Although no doubt the arts of Egypt and of Assyria exercised a considerable influence upon the Greeks, we fail to trace its manifestation in the monuments of the last-mentioned people to anything resembling the extent to which one might naturally assume it would have been likely to show itself. Upon the art of Persia, however, Nineveh unquestionably exercised a commanding influence.
The Assyrians and Persians seem to have made their pictures and sculptures, as incorporated in their architecture, in almost every case subservient to the record of the exploits of their sovereigns. It is the essentially human and naturalistic character of the Assyrian bas-reliefs, their quantity and power of expression, which rivet the attention of the student in contemplating their monuments. If the Egyptians desired to plant upon their monuments records of the greatness of their gods, the Assyrians seem to have aimed with no less energy to preserve for all times records of the greatness of their kings and people.

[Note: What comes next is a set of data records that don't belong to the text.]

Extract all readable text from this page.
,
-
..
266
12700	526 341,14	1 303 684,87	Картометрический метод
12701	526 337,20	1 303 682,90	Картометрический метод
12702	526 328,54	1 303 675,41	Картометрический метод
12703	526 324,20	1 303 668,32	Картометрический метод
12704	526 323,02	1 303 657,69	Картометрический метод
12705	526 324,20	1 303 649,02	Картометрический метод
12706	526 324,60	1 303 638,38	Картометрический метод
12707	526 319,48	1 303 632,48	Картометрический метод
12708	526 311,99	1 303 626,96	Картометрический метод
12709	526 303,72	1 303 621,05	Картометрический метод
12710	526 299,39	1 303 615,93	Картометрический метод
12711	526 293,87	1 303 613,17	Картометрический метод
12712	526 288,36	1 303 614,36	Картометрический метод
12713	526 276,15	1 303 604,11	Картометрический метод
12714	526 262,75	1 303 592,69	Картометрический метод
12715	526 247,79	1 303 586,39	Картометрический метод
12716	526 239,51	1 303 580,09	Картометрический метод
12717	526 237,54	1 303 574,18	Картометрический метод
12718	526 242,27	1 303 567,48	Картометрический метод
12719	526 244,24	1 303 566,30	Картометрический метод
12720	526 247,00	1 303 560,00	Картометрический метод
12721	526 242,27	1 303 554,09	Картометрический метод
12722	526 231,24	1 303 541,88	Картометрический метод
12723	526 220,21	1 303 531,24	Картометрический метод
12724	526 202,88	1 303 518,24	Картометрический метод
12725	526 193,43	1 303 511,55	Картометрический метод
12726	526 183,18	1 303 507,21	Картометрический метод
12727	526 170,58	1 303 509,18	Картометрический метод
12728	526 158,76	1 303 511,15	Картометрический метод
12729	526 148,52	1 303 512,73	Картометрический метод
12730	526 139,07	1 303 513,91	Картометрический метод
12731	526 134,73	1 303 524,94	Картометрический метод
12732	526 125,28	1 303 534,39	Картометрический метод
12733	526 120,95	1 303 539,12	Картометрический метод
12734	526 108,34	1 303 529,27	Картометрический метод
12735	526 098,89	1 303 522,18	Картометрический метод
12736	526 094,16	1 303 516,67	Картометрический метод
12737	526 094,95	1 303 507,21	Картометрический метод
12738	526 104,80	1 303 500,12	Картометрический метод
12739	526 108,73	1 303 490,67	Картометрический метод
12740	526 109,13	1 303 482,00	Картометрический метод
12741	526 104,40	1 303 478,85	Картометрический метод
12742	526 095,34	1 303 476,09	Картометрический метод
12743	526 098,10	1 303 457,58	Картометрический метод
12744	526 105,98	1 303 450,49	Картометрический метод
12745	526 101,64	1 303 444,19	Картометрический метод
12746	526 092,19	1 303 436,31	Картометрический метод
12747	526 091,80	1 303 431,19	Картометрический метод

In the early monuments of the Hindoo races, that expression of labour which, however great it may have been, owing to the nature of the materials chiefly used, is rather concealed than revealed in the Egyptian and Assyrian monuments—being made subservient to the general effect of a majestic simplicity—was brought emphatically into the foreground. The despot who could imprint upon the monuments he caused to be executed the expression of his boundless command over the lives and labour of multitudes, would seem to have been considered as the potentate who made the worthiest offerings to his deities, and who in so doing left behind him the noblest record of his sovereign grandeur.